Rechtbank Zeeland-West-Brabant, 15-12-2016, ECLI:NL:RBZWB:2016:7993, BRE - 15 _ 4746
Rechtbank Zeeland-West-Brabant, 15-12-2016, ECLI:NL:RBZWB:2016:7993, BRE - 15 _ 4746
Gegevens
- Instantie
- Rechtbank Zeeland-West-Brabant
- Datum uitspraak
- 15 december 2016
- Datum publicatie
- 29 december 2016
- ECLI
- ECLI:NL:RBZWB:2016:7993
- Zaaknummer
- BRE - 15 _ 4746
Inhoudsindicatie
Art. 33, lid 7 (tekst 2008, inmiddels art. 31, lid 8) Wet OB
De inspecteur heeft de brief van belanghebbende onterecht aangemerkt als een bezwaar tegen de aangifte OB over het tweede halfjaar 2008, nu er sprake was van een nihilaangifte.

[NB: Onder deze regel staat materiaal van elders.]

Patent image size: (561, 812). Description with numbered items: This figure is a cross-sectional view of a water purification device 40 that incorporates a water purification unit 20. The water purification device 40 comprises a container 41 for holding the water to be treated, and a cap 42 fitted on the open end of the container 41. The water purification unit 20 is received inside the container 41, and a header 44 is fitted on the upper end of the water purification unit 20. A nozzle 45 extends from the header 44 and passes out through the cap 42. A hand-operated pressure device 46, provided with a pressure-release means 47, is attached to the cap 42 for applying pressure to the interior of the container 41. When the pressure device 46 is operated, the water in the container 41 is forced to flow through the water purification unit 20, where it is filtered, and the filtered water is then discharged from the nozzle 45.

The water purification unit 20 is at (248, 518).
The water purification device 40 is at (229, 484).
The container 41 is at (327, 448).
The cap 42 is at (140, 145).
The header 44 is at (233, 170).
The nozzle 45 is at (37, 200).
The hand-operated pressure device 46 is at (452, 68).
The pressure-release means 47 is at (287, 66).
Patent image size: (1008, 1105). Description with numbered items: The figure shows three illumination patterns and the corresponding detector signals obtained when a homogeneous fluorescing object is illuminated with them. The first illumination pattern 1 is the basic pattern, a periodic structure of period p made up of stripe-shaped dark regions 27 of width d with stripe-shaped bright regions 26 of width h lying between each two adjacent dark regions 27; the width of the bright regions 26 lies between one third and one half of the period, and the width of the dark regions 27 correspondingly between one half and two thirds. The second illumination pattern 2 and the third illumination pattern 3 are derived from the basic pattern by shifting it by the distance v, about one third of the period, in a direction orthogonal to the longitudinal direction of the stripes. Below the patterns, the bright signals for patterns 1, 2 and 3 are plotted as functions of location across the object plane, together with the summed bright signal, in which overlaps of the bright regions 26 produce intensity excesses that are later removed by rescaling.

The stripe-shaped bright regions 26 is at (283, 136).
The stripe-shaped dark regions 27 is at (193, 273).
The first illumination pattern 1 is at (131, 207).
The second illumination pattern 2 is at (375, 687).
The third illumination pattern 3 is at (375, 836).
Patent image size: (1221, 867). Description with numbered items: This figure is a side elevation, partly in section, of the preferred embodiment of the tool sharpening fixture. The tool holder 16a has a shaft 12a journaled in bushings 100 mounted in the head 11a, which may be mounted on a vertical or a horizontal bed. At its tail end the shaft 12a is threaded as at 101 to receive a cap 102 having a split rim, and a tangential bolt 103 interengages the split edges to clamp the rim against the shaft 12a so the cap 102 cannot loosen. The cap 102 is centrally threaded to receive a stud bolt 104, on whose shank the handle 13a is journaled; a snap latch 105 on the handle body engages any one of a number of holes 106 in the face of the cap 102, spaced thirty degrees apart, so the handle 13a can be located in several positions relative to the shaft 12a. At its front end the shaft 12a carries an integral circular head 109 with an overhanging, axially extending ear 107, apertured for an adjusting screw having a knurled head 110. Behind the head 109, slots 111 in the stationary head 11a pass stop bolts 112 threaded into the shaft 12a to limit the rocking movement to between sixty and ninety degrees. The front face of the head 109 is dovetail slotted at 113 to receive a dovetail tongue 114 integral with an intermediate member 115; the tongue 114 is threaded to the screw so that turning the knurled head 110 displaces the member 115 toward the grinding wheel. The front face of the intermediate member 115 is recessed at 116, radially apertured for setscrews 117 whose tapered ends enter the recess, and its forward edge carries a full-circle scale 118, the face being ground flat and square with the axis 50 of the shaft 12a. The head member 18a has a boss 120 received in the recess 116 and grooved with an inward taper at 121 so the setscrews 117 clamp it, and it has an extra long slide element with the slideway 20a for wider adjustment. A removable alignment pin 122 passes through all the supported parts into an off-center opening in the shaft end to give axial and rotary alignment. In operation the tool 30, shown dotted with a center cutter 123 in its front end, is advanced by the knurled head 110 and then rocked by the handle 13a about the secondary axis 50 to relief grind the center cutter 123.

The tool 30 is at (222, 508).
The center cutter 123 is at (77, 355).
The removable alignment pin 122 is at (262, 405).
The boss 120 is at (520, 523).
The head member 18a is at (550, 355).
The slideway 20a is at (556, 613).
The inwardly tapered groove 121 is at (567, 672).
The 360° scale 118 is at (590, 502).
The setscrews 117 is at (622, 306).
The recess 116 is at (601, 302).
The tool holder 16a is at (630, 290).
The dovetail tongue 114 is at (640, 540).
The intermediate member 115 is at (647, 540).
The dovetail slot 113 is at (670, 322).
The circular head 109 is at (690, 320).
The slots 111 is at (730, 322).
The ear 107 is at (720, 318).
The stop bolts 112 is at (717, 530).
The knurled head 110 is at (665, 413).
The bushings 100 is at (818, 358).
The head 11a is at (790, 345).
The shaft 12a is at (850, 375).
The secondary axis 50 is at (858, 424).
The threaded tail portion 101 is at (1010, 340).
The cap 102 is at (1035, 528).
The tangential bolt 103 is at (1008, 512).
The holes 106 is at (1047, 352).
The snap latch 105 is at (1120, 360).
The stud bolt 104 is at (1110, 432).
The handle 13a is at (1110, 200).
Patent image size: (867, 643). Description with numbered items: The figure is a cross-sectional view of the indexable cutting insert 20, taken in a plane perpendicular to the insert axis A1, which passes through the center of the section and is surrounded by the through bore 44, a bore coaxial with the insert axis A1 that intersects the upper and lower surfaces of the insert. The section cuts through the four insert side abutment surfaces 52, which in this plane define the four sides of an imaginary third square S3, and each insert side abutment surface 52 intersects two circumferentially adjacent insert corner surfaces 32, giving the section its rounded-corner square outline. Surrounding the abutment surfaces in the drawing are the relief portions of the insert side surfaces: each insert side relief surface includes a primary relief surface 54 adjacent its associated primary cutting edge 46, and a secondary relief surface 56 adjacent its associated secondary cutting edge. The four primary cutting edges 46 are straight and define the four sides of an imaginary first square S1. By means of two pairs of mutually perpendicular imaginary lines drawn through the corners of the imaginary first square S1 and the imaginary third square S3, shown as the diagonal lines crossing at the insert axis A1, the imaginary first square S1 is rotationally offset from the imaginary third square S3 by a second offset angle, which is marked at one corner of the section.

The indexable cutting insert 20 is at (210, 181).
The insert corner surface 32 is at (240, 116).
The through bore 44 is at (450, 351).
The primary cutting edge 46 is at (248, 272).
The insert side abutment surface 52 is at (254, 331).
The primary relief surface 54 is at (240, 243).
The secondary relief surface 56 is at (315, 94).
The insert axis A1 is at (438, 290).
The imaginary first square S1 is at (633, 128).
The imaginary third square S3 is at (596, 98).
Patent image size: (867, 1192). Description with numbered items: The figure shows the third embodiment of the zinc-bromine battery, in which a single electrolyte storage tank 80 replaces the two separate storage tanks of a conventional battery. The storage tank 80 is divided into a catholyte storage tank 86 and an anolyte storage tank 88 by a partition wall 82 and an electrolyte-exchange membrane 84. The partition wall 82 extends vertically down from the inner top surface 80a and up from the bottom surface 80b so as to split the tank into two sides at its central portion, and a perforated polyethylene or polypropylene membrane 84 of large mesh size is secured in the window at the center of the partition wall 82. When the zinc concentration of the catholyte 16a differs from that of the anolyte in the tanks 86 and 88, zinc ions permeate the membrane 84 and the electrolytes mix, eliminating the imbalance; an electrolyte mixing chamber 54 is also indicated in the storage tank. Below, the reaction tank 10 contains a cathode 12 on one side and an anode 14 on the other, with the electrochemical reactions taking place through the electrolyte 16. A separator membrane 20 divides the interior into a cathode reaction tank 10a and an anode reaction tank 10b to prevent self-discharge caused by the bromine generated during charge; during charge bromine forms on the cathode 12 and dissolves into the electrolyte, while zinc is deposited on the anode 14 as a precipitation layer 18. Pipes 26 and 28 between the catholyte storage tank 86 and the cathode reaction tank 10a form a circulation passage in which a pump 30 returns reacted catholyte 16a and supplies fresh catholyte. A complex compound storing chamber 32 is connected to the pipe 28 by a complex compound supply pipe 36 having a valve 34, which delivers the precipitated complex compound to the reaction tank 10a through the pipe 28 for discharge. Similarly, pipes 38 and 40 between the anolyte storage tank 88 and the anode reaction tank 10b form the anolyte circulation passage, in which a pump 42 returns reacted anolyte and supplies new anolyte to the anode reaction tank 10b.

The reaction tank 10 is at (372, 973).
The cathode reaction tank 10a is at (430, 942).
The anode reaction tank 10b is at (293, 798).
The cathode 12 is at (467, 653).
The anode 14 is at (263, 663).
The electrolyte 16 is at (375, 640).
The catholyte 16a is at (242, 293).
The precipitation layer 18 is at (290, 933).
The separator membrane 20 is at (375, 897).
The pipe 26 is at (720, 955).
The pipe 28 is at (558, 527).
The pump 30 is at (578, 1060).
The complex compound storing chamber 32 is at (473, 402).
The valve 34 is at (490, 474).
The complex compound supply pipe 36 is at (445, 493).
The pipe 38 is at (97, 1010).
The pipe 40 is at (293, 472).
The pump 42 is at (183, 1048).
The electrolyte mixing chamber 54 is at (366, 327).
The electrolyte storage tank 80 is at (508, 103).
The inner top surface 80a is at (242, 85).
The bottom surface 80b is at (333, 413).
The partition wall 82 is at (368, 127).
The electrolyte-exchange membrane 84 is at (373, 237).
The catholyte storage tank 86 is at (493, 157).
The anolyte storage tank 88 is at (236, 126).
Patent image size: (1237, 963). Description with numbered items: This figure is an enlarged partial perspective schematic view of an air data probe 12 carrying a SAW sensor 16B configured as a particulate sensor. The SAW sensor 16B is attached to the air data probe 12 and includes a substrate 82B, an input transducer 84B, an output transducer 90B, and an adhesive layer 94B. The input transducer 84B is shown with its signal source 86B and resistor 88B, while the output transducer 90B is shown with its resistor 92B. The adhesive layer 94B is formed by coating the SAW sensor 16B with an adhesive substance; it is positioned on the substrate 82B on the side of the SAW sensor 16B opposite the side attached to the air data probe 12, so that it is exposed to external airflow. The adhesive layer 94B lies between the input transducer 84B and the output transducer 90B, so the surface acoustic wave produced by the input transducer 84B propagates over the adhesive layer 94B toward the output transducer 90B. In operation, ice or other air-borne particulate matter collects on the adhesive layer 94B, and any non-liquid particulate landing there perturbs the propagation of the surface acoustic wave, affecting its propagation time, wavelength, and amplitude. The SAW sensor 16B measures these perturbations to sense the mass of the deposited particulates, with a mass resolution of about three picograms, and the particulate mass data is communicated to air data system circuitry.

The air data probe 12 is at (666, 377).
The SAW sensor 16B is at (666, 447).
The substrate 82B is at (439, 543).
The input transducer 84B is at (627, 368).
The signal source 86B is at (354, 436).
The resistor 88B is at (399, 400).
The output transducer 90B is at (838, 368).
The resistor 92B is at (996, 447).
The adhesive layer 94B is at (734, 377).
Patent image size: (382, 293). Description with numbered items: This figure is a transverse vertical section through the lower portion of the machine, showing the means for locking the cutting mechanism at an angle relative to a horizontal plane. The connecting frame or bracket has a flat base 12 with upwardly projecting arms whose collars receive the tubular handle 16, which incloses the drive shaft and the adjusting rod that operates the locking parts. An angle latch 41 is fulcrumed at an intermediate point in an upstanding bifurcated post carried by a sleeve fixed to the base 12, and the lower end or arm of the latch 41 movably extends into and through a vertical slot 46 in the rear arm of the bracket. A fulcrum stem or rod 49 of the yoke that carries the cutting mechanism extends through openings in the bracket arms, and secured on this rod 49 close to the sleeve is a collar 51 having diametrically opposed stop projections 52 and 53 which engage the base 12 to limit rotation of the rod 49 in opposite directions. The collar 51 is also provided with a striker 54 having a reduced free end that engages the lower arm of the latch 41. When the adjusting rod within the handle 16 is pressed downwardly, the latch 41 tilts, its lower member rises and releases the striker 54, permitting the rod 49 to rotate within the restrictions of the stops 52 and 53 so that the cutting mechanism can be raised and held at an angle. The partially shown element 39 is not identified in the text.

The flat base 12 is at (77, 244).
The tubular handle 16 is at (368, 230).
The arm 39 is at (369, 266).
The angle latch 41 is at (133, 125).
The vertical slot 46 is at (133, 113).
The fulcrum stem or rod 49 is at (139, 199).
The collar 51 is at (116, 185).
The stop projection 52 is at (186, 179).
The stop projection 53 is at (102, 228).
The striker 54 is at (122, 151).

De brief had moeten worden aangemerkt als een verzoek om teruggaaf van OB. Belanghebbende stelt dat zij dit verzoek niet eerder kon doen, omdat zij niet eerder over een factuur beschikte. Het is echter aan belanghebbende zelf te wijten dat zij aan de leverancier heeft betaald zonder dat aan haar een factuur was uitgereikt. Daar komt bij dat niets haar belette om bij of vóór het doen van aangifte de aftrek van de onderhavige OB bij de inspecteur aan de orde te stellen. Het verzoek om teruggaaf is daarom te laat ingediend en terecht niet-ontvankelijk verklaard.
Uitspraak
Belastingrecht, meervoudige kamer
Locatie: Breda
Zaaknummer BRE 15/4746
uitspraak van 15 december 2016
Uitspraak als bedoeld in afdeling 8.2.6 van de Algemene wet bestuursrecht (Awb) in het geding tussen
[belanghebbende] , gevestigd te [vestigingsplaats] ,
belanghebbende,
en
de inspecteur van de Belastingdienst,
de inspecteur.
1 Ontstaan en loop van het geding
Belanghebbende heeft in maart 2009 een nihilaangifte omzetbelasting gedaan over het tijdvak 1 juli 2008 tot en met 31 december 2008. Bij brief van 19 april 2013, door de inspecteur ontvangen op 22 april 2013, heeft zij verzocht om teruggaaf van CHE 332.500 of € 203.737,75 omzetbelasting en daarbij een factuur gevoegd van [A BV] te [vestigingsplaats] (hierna: [A BV] ) gedateerd 2 augustus 2008.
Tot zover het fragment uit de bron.